WTO members expressed concern over the United States’ imposition of higher tariffs on steel and aluminium imports and the impact they may have on the global trading system at a meeting of the Council on Trade in Goods on 23 March, the same day the new US measure came into effect. The US responded by saying that the tariffs are necessary to address the threat these imports pose to national security.
Over 40 members - including the 28 members of the European Union - took the floor to warn against measures that have repercussions not only on traders' commercial interests but also on the predictability and stability of the rules-based multilateral trading system following the entry into force of the "Presidential Proclamation on Adjusting Imports of Steel into the United States". The proclamation imposes a 25% ad valorem tariff on imported steel and a 10% tariff on aluminium articles as of 23 March.
The US measure is inconsistent with the General Agreement on Tariffs and Trade (GATT) and the WTO Agreement on Safeguards, said China, which, along with Russia, had requested for this issue to be taken up at the meeting.

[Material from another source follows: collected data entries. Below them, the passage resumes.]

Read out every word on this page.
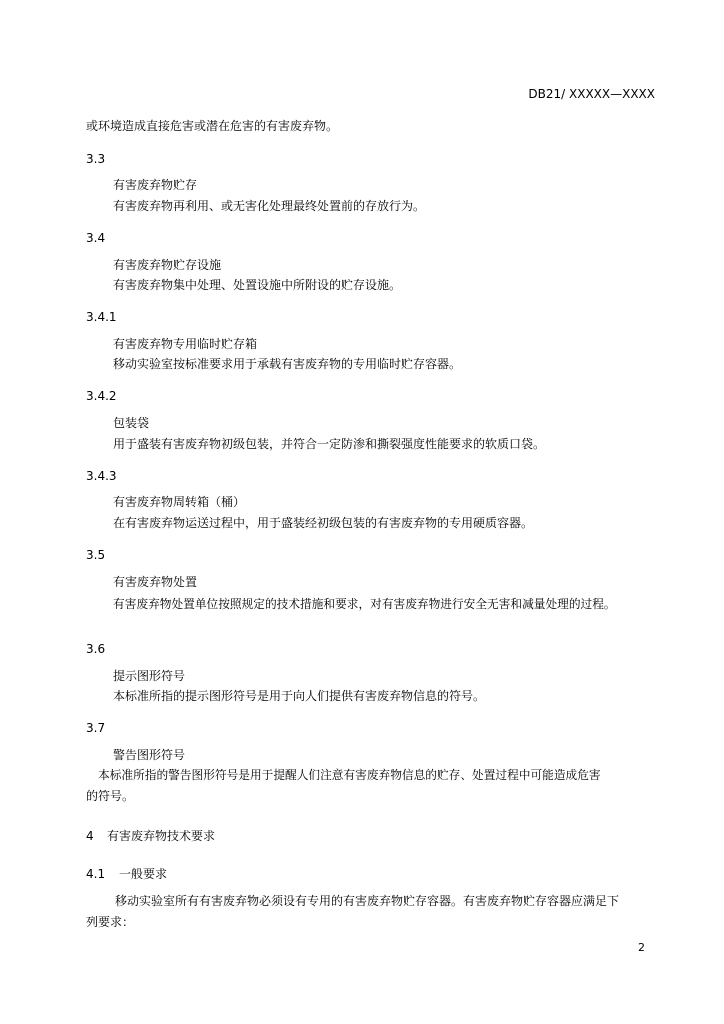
DB21/ XXXXX—XXXX
或环境造成直接危害或潜在危害的有害废弃物。
3.3
有害废弃物贮存
有害废弃物再利用、或无害化处理最终处置前的存放行为。
3.4
有害废弃物贮存设施
有害废弃物集中处理、处置设施中所附设的贮存设施。
3.4.1
有害废弃物专用临时贮存箱
移动实验室按标准要求用于承载有害废弃物的专用临时贮存容器。
3.4.2
包装袋
用于盛装有害废弃物初级包装，并符合一定防渗和撕裂强度性能要求的软质口袋。
3.4.3
有害废弃物周转箱（桶）
在有害废弃物运送过程中，用于盛装经初级包装的有害废弃物的专用硬质容器。
3.5
有害废弃物处置
有害废弃物处置单位按照规定的技术措施和要求，对有害废弃物进行安全无害和减量处理的过程。
3.6
提示图形符号
本标准所指的提示图形符号是用于向人们提供有害废弃物信息的符号。
3.7
警告图形符号
本标准所指的警告图形符号是用于提醒人们注意有害废弃物信息的贮存、处置过程中可能造成危害
的符号。
4 有害废弃物技术要求
4.1 一般要求
移动实验室所有有害废弃物必须设有专用的有害废弃物贮存容器。有害废弃物贮存容器应满足下
列要求：
2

China was of the view that the US measure did not take into account information demonstrating how steel and aluminium imports would not affect national security. China called on the United States to refrain from taking unilateral measures, follow WTO rules and uphold the multilateral trading system.
The Russian Federation said the new tariffs exceed the bound rates the United States had committed to under WTO rules. It further noted that several WTO members would be exempted from the new US measure and sought further clarification on this exemption and how the measure can be justified under WTO rules. The Russian Federation said it was looking forward to constructive dialogue with the US.

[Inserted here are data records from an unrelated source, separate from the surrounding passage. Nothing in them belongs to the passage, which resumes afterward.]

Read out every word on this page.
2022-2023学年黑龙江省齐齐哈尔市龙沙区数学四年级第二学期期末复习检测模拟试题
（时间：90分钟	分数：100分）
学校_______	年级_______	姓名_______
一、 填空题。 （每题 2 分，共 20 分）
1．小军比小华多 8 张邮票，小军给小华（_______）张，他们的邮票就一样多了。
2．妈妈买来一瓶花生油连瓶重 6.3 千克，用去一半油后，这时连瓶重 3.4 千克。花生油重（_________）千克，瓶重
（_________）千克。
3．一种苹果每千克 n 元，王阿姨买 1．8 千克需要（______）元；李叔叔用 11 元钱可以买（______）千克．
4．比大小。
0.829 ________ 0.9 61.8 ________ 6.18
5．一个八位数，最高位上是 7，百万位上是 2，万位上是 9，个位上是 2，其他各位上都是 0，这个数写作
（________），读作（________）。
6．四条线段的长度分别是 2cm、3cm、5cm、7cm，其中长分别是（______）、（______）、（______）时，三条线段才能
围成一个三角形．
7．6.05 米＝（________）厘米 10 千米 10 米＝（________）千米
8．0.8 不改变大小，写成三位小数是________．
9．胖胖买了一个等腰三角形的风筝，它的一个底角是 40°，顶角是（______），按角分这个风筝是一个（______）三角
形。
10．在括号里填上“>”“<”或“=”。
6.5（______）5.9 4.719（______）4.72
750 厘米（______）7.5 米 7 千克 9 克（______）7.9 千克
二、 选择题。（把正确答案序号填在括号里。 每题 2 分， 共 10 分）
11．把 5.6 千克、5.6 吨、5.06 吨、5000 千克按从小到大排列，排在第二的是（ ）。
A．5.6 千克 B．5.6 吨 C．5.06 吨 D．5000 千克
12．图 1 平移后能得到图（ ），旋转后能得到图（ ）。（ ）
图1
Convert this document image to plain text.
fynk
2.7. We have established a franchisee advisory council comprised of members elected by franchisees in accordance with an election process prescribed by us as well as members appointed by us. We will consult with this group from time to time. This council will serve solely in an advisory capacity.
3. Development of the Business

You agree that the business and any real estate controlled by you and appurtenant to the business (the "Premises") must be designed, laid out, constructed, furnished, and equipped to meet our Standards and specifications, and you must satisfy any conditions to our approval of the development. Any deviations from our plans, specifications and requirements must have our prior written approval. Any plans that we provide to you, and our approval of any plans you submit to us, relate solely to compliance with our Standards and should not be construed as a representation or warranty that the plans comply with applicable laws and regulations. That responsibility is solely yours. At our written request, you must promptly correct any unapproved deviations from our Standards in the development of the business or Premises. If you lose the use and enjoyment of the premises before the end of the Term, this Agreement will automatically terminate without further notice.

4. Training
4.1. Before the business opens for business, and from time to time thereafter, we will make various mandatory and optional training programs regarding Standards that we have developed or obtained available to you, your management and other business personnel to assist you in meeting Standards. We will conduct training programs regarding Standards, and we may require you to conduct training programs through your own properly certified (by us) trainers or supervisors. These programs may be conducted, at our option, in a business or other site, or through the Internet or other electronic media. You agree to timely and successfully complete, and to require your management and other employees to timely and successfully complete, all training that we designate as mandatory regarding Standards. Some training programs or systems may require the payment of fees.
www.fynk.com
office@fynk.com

The other members who took the floor to raise issue with the new US measure and call for the upholding of the multilateral trading system were Japan; Venezuela; Brazil; New Zealand; Turkey; Korea; Hong Kong, China; Singapore; Thailand; Pakistan; Norway; Australia; India; El Salvador; Switzerland; Paraguay; Guatemala; and Kazakhstan.
In response, the United States said that its Secretary of Commerce, in its investigations pursuant to Section 232 of the Trade Expansion Act of 1962, had found that quantities of imports and circumstances of global excess capacity for producing steel and aluminium "threaten to impair the national security". Tariffs, as noted in the US President's proclamations, are necessary to address the threat.

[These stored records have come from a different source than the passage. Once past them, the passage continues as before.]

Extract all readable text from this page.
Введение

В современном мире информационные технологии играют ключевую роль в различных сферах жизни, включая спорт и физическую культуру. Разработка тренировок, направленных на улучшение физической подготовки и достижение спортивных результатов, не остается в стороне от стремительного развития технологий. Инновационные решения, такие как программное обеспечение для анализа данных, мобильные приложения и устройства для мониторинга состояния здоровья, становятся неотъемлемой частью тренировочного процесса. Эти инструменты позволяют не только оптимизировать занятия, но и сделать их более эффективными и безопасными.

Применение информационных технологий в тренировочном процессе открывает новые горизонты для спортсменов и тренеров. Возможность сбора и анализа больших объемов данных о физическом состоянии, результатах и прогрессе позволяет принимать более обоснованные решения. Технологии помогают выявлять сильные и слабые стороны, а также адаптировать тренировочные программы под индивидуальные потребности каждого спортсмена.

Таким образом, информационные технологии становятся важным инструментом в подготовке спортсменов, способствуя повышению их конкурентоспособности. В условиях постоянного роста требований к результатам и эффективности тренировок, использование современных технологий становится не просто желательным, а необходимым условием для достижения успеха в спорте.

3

The US further noted that the President's proclamations authorized the provision of relief from the new duties on steel or aluminium articles determined not to be produced in the United States in sufficient amounts or of satisfactory quality. The Department of Commerce published requirements and procedures on 19 March for requesting such exclusions and submitting objections to exclusion requests. Moreover, on 22 March, the President issued proclamations removing, for a period of time, the application of additional tariffs with respect to certain countries with which the US has a "security relationship", the US said.